Il diritto allo studio comporta non solo il diritto di tutti di accedere gratuitamente alla istruzione inferiore, ma altresì quello – in un sistema in cui “la scuola è aperta a tutti” (art. 34, primo comma, della Costituzione) – di accedere, in base alle proprie capacità e ai propri meriti, ai “gradi più alti degli studi” (art. 34, terzo comma): espressione, quest’ultima, in cui deve ritenersi incluso ogni livello e ogni ambito di formazione previsti dall’ordinamento. Il legislatore, se può regolare l’accesso agli studi, anche orientandolo e variamente incentivandolo o limitandolo in relazione a requisiti di capacità e di merito, sempre in condizioni di eguaglianza, e anche in vista di obiettivi di utilità sociale, non può, invece, puramente e semplicemente impedire tale accesso sulla base di situazioni degli aspiranti che – come il possesso di precedenti titoli di studio o professionali – non siano in alcun modo riconducibili a requisiti negativi di capacità o di merito.

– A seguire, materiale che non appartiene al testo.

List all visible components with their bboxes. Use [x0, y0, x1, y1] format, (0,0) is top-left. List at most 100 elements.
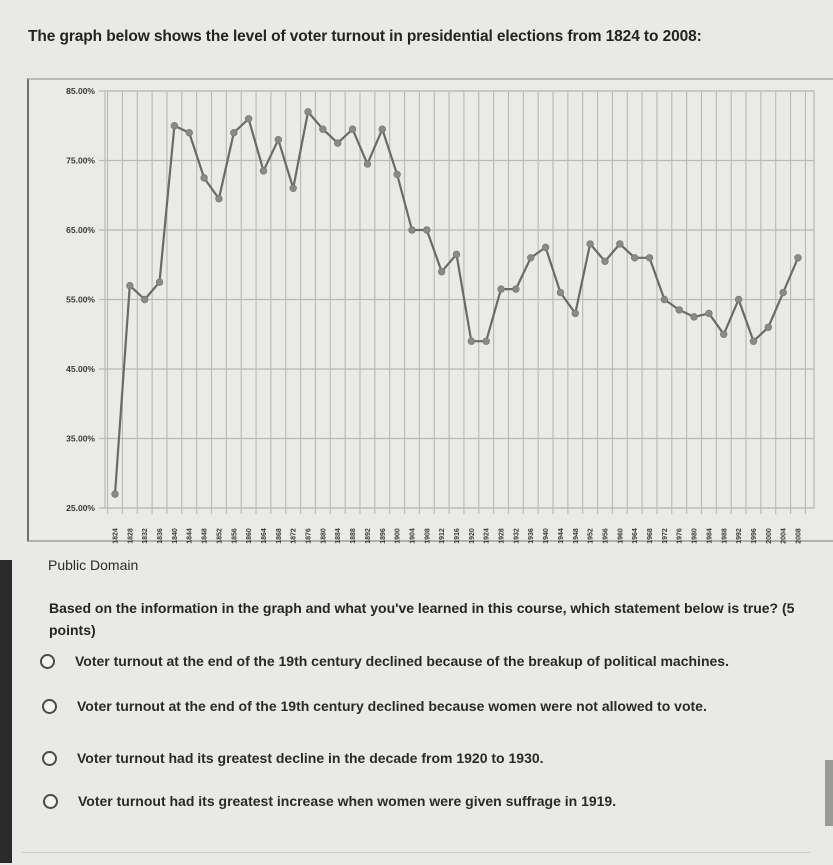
x-tick-label: 1948 [573, 528, 580, 544]
data-point-marker [645, 254, 654, 262]
turnout-line [113, 110, 800, 495]
radio-button-icon[interactable] [42, 750, 57, 766]
x-tick-label: 1908 [424, 528, 431, 544]
y-tick-label: 35.00% [66, 434, 95, 444]
x-tick-label: 1884 [335, 528, 342, 544]
data-point-marker [779, 288, 787, 297]
option-label: Voter turnout had its greatest decline i… [77, 750, 544, 766]
data-point-marker [512, 285, 520, 293]
data-point-marker [705, 309, 713, 318]
data-point-marker [630, 254, 639, 262]
data-point-marker [616, 240, 624, 248]
data-point-marker [126, 281, 134, 290]
x-tick-label: 1880 [320, 528, 327, 544]
intro-text: The graph below shows the level of voter… [28, 28, 702, 45]
y-tick-label: 45.00% [66, 364, 95, 374]
data-point-marker [304, 108, 312, 116]
answer-option-3[interactable]: Voter turnout had its greatest decline i… [42, 750, 544, 766]
data-point-marker [720, 330, 728, 338]
y-tick-label: 75.00% [66, 156, 95, 166]
x-tick-label: 1968 [647, 528, 654, 544]
voter-turnout-chart: 25.00% 35.00% 45.00% 55.00% 65.00% 75.00% 85.0… [27, 78, 833, 544]
x-tick-label: 1860 [246, 528, 253, 544]
x-tick-label: 1992 [736, 528, 743, 544]
answer-option-1[interactable]: Voter turnout at the end of the 19th cen… [40, 653, 729, 669]
radio-button-icon[interactable] [43, 793, 58, 809]
data-point-marker [541, 243, 550, 252]
x-tick-label: 1956 [602, 528, 609, 544]
x-tick-label: 1924 [484, 528, 491, 544]
data-point-marker [408, 226, 416, 234]
data-point-marker [764, 323, 773, 331]
x-tick-label: 1980 [692, 528, 699, 544]
x-tick-label: 1936 [528, 528, 535, 544]
x-tick-label: 1944 [558, 528, 565, 544]
x-tick-label: 1952 [588, 528, 595, 544]
x-tick-label: 1840 [172, 528, 179, 544]
x-tick-label: 1836 [157, 528, 164, 544]
data-point-marker [571, 309, 579, 318]
x-tick-label: 1900 [395, 528, 402, 544]
x-tick-label: 1940 [543, 528, 550, 544]
data-point-marker [289, 184, 297, 192]
screen-edge [0, 560, 12, 863]
data-point-marker [734, 295, 743, 304]
x-tick-label: 1984 [706, 528, 713, 544]
data-point-marker [497, 285, 505, 293]
data-point-marker [467, 337, 476, 345]
x-tick-label: 2000 [766, 528, 773, 544]
x-tick-label: 1932 [513, 528, 520, 544]
x-tick-label: 1928 [499, 528, 506, 544]
data-point-marker [601, 257, 609, 265]
data-point-marker [319, 125, 327, 133]
option-label: Voter turnout had its greatest increase … [78, 793, 617, 809]
x-tick-label: 1960 [617, 528, 624, 544]
data-point-marker [556, 288, 565, 297]
x-tick-label: 1888 [350, 528, 357, 544]
option-label: Voter turnout at the end of the 19th cen… [75, 653, 729, 669]
data-point-marker [527, 254, 535, 262]
x-tick-label: 1848 [202, 528, 209, 544]
data-point-marker [437, 268, 446, 276]
x-tick-label: 1920 [469, 528, 476, 544]
y-tick-label: 25.00% [66, 503, 95, 513]
x-tick-label: 2008 [796, 528, 803, 544]
answer-option-4[interactable]: Voter turnout had its greatest increase … [43, 793, 616, 809]
data-point-marker [259, 167, 268, 175]
x-tick-label: 1976 [677, 528, 684, 544]
radio-button-icon[interactable] [40, 653, 55, 669]
answer-option-2[interactable]: Voter turnout at the end of the 19th cen… [42, 698, 707, 714]
data-point-marker [244, 115, 253, 123]
data-point-marker [200, 174, 208, 182]
data-point-marker [393, 170, 401, 179]
data-point-marker [749, 337, 758, 345]
x-tick-label: 1964 [632, 528, 639, 544]
radio-button-icon[interactable] [42, 698, 57, 714]
x-tick-label: 1864 [261, 528, 268, 544]
data-point-marker [185, 128, 193, 137]
data-point-marker [794, 254, 802, 262]
data-point-marker [334, 139, 342, 147]
x-tick-label: 1844 [187, 528, 194, 544]
divider [22, 852, 810, 853]
x-tick-label: 1904 [409, 528, 416, 544]
data-point-marker [363, 160, 372, 168]
data-point-marker [155, 278, 164, 286]
data-point-marker [423, 226, 431, 234]
data-point-marker [274, 135, 283, 144]
x-tick-label: 1876 [306, 528, 313, 544]
data-point-marker [586, 240, 594, 248]
x-tick-label: 1892 [365, 528, 372, 544]
image-credit: Public Domain [48, 557, 139, 573]
data-point-marker [140, 295, 149, 304]
x-tick-label: 1868 [276, 528, 283, 544]
x-tick-label: 1896 [380, 528, 387, 544]
y-tick-label: 85.00% [66, 86, 95, 96]
data-point-marker [170, 122, 179, 130]
x-tick-label: 1852 [216, 528, 223, 544]
option-label: Voter turnout at the end of the 19th cen… [77, 698, 707, 714]
data-point-marker [230, 128, 238, 137]
x-tick-label: 1832 [142, 528, 149, 544]
scrollbar-thumb[interactable] [825, 760, 833, 826]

A tale diritto si ricollega altresì quello di aspirare a svolgere, sulla base del possesso di requisiti di idoneità, qualsiasi lavoro o professione, in un sistema che non solo assicuri la “tutela del lavoro in tutte le sue forme ed applicazioni” (art. 35, primo comma, della Costituzione), ma consenta a tutti i cittadini di svolgere, appunto “secondo le proprie possibilità e la propria scelta”, un’attività o una funzione che concorra al progresso materiale o spirituale della società (art. 4, secondo comma, della Costituzione): ciò che a sua volta comporta, quando l’accesso alla professione sia condizionato al superamento di un curriculum formativo, il diritto di accedere a quest’ultimo in condizioni di eguaglianza.
Il diritto di studiare, nelle strutture a ciò deputate, al fine di acquisire o di arricchire competenze anche in funzione di una mobilità sociale e professionale, è d’altra parte strumento essenziale perché sia assicurata a ciascuno, in una società aperta, la possibilità di sviluppare la propria personalità, secondo i principi espressi negli artt. 2, 3 e 4 della Costituzione.

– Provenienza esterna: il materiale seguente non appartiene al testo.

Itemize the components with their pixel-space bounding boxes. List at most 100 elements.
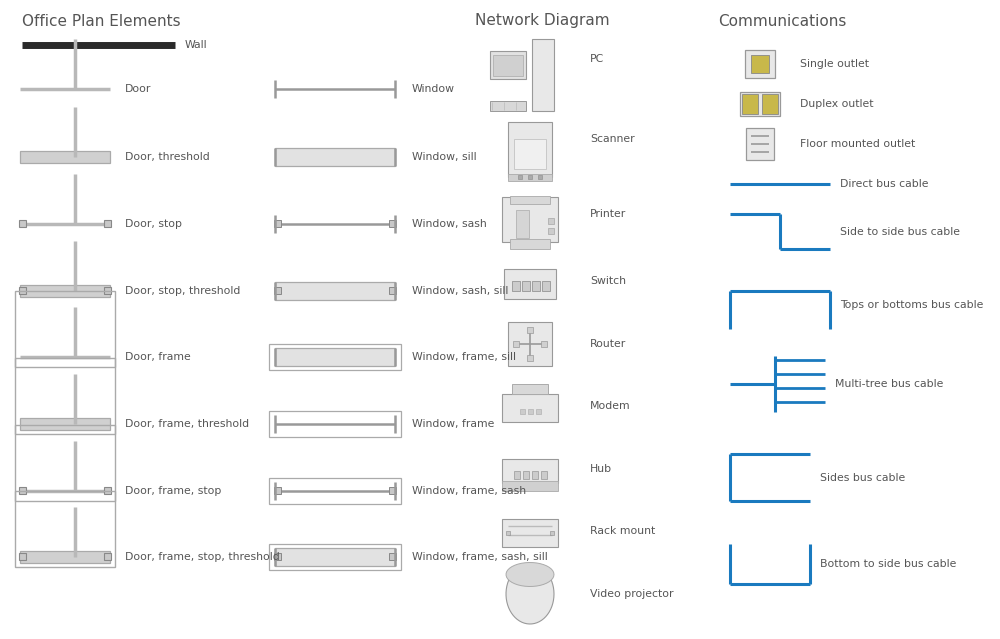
Polygon shape: [104, 287, 111, 294]
Polygon shape: [389, 220, 396, 227]
Polygon shape: [275, 282, 395, 300]
Polygon shape: [20, 551, 110, 563]
Text: Bottom to side bus cable: Bottom to side bus cable: [820, 559, 956, 569]
Polygon shape: [275, 348, 395, 366]
Polygon shape: [19, 220, 26, 227]
Polygon shape: [751, 55, 769, 73]
Polygon shape: [506, 531, 510, 535]
Polygon shape: [548, 218, 554, 224]
Text: Tops or bottoms bus cable: Tops or bottoms bus cable: [840, 300, 983, 310]
Polygon shape: [541, 341, 547, 347]
Polygon shape: [510, 196, 550, 204]
Polygon shape: [508, 122, 552, 177]
Text: Door, stop, threshold: Door, stop, threshold: [125, 286, 240, 296]
Polygon shape: [523, 471, 529, 479]
Polygon shape: [742, 94, 758, 114]
Text: Door, frame, stop: Door, frame, stop: [125, 486, 221, 496]
Text: Door, threshold: Door, threshold: [125, 152, 210, 162]
Text: Door: Door: [125, 84, 151, 94]
Text: Modem: Modem: [590, 401, 631, 411]
Polygon shape: [527, 327, 533, 333]
Text: Door, frame, stop, threshold: Door, frame, stop, threshold: [125, 552, 280, 562]
Text: Window, frame, sill: Window, frame, sill: [412, 352, 516, 362]
Text: Window, frame: Window, frame: [412, 419, 494, 429]
Text: Window, sill: Window, sill: [412, 152, 477, 162]
Text: Video projector: Video projector: [590, 589, 674, 599]
Text: Multi-tree bus cable: Multi-tree bus cable: [835, 379, 943, 389]
Polygon shape: [508, 322, 552, 366]
Text: Door, frame: Door, frame: [125, 352, 191, 362]
Polygon shape: [548, 228, 554, 234]
Polygon shape: [19, 487, 26, 494]
Polygon shape: [520, 409, 525, 414]
Polygon shape: [532, 281, 540, 291]
Polygon shape: [528, 409, 533, 414]
Polygon shape: [20, 285, 110, 297]
Text: Window, frame, sash: Window, frame, sash: [412, 486, 526, 496]
Polygon shape: [493, 55, 523, 76]
Text: Hub: Hub: [590, 464, 612, 474]
Text: Direct bus cable: Direct bus cable: [840, 179, 928, 189]
Polygon shape: [274, 553, 281, 560]
Polygon shape: [516, 210, 529, 238]
Polygon shape: [490, 51, 526, 79]
Polygon shape: [274, 220, 281, 227]
Polygon shape: [527, 355, 533, 361]
Polygon shape: [513, 341, 519, 347]
Polygon shape: [490, 101, 526, 111]
Text: Printer: Printer: [590, 209, 626, 219]
Polygon shape: [389, 487, 396, 494]
Polygon shape: [104, 553, 111, 560]
Polygon shape: [502, 459, 558, 483]
Polygon shape: [275, 548, 395, 566]
Text: Switch: Switch: [590, 276, 626, 286]
Polygon shape: [541, 471, 547, 479]
Polygon shape: [762, 94, 778, 114]
Polygon shape: [740, 92, 780, 116]
Polygon shape: [508, 174, 552, 181]
Polygon shape: [274, 487, 281, 494]
Polygon shape: [104, 487, 111, 494]
Text: Door, frame, threshold: Door, frame, threshold: [125, 419, 249, 429]
Text: Side to side bus cable: Side to side bus cable: [840, 227, 960, 237]
Polygon shape: [746, 128, 774, 160]
Text: Sides bus cable: Sides bus cable: [820, 473, 905, 483]
Polygon shape: [510, 239, 550, 249]
Text: Wall: Wall: [185, 40, 208, 50]
Polygon shape: [502, 481, 558, 491]
Polygon shape: [19, 287, 26, 294]
Text: PC: PC: [590, 54, 604, 64]
Polygon shape: [538, 175, 542, 179]
Polygon shape: [20, 151, 110, 163]
Text: Communications: Communications: [718, 13, 846, 29]
Polygon shape: [389, 287, 396, 294]
Text: Scanner: Scanner: [590, 134, 635, 144]
Polygon shape: [506, 564, 554, 624]
Text: Office Plan Elements: Office Plan Elements: [22, 13, 181, 29]
Polygon shape: [514, 471, 520, 479]
Polygon shape: [518, 175, 522, 179]
Text: Single outlet: Single outlet: [800, 59, 869, 69]
Text: Door, stop: Door, stop: [125, 219, 182, 229]
Polygon shape: [504, 269, 556, 299]
Text: Router: Router: [590, 339, 626, 349]
Text: Window, sash, sill: Window, sash, sill: [412, 286, 508, 296]
Text: Window, sash: Window, sash: [412, 219, 487, 229]
Text: Duplex outlet: Duplex outlet: [800, 99, 874, 109]
Polygon shape: [522, 281, 530, 291]
Text: Network Diagram: Network Diagram: [475, 13, 610, 29]
Polygon shape: [532, 39, 554, 111]
Polygon shape: [502, 519, 558, 547]
Text: Rack mount: Rack mount: [590, 526, 655, 536]
Polygon shape: [104, 220, 111, 227]
Polygon shape: [745, 50, 775, 78]
Polygon shape: [502, 394, 558, 422]
Polygon shape: [512, 384, 548, 394]
Text: Floor mounted outlet: Floor mounted outlet: [800, 139, 915, 149]
Polygon shape: [514, 139, 546, 169]
Polygon shape: [506, 562, 554, 587]
Text: Window: Window: [412, 84, 455, 94]
Polygon shape: [512, 281, 520, 291]
Polygon shape: [528, 175, 532, 179]
Polygon shape: [536, 409, 541, 414]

5. Resta assorbito ogni altro profilo di censura prospettato dal remittente. In particolare, il riconoscimento della incompatibilità sostanziale della norma impugnata con gli articoli 34 e 35 della Costituzione esime questa Corte dall’esaminare il profilo di censura relativo al denunciato eccesso di delega.
6.L’accertamento della illegittimità del divieto, per chi sia già in possesso di altro diploma di specializzazione o di formazione specifica in medicina generale, di accedere ad una nuova specializzazione, comporta altresì come conseguenza l’estensione della dichiarazione di incostituzionalità, ai sensi dell’art. 27, secondo periodo, della legge 11 marzo 1953, n. 87, alla norma – avente portata e ratio corrispondenti, e perciò affetta dallo stesso vizio – che, parallelamente, dispone il divieto di accedere al corso di formazione specifica in medicina generale per chi sia in possesso di diploma di specializzazione o di dottorato di ricerca (art. 24, comma 1, dello stesso decreto legislativo n. 368 del 1999).
per questi motivi
LA CORTE COSTITUZIONALE
riuniti i giudizi,
a) dichiara l’illegittimità costituzionale dell’articolo 34, comma 4, del decreto legislativo 17 agosto 1999, n. 368 (Attuazione della direttiva 93/16/CEE in materia di libera circolazione dei medici e di reciproco riconoscimento dei loro diplomi, certificati ed altri titoli e delle direttive 97/50/CE, 98/21/CE, 98/63/CE e 99/46/CE che modificano la direttiva 93/16/CEE);
b) dichiara, ai sensi dell’art. 27, secondo periodo, della legge 11 marzo 1953, n. 87, l’illegittimità costituzionale dell’articolo 24, comma 1, del medesimo d.lgs. n. 368 del 1999, nella parte in cui esclude dall’accesso al corso di formazione specifica in medicina generale i possessori di diploma di specializzazione di cui all’articolo 20 del medesimo decreto, o di dottorato di ricerca.
Così deciso in Roma, nella sede della Corte costituzionale, Palazzo della Consulta, il 22 maggio 2002.
(C. RUPERTO, Presidente; V. ONIDA, Redattore)
Depositata in Cancelleria il 29 maggio 2002.